Despite the interest in tissue regeneration using bone marrow-derived stromal cells (BMSCs), mechanisms of BMSCs differentiation, particularly involvement of epigenetic events such as DNA methylation is poorly understood. Objectives: To identify down-regulating genes during osteogenic or neurogenic differentiation and to investigate the possibility that differentiation of BMSCs involves DNA methylation.
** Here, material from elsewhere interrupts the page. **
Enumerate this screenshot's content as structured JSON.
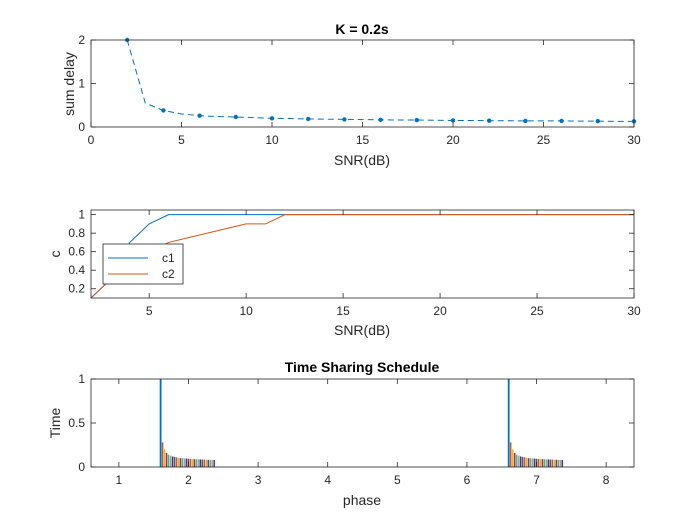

Methods: BMSCs isolated from adult mice were cultured for 8 days in non-induced medium (control medium: 15% FBS/a-MEM), osteogenically-induced medium (dexamethasone, b-glycerophosphate and ascorbic acid/control medium), and neurogenically-induced medium (B27 and BDNF/Neurobasal medium). Phenotypic profiles of the cells under each condition were determined by RT-PCR and extracellular matrix (ECM)/bone-related genes specific microarray analysis, and expression levels of DNA methyltransferase 1 (Dnmt1; DNA methylation pattern maintenance-type DNA methyltransferase), DNMT3a, and Dnmt3b (de novo DNA methyltransferases) mRNAs were evaluated by semi-quantitative RT-PCR. Genomic DNA was isolated from non-induced and osteogenically-induced BMSCs, bisulfite converted and analyzed the methylation status of nestin gene promoter region by methylation-specific PCR. Results: Neuronally guided BMSCs down-regulated sets of ECM/bone-related gene expressions during differentiation, as determined by microarray analysis. RT-PCR analysis demonstrated that expression of neuronal marker genes, including nestin and beta-tubulin III was silenced in osteogenically guided BMSCs. Non-induced and osteogenically-induced BMSCs constantly expressed Dnmt1 mRNA. Neurogenically-induced BMSCs clearly increased expression of Dnmt3a and Dnmt3b mRNAs. In contrast, little expression of these genes was observed in non-induced and osteogenically-induced BMSCs. Methylation-specific PCR showed that non-methylated DNA-specific primers yielded bands in both non-induced and osteogenically-induced BMSCs, whereas methylated primers yielded them only in non-induced BMSCs, indicating that the examined nestin promoter region is de-methylated during osteogenic differentiation. Conclusion: These results suggest that osteogenic and neurogenic differentiation of BMSCs down-regulates sets of gene expressions, and epigenetic events, such as DNA methylation and/or demethylation may be involved in part in the gene silencing during the differentiation.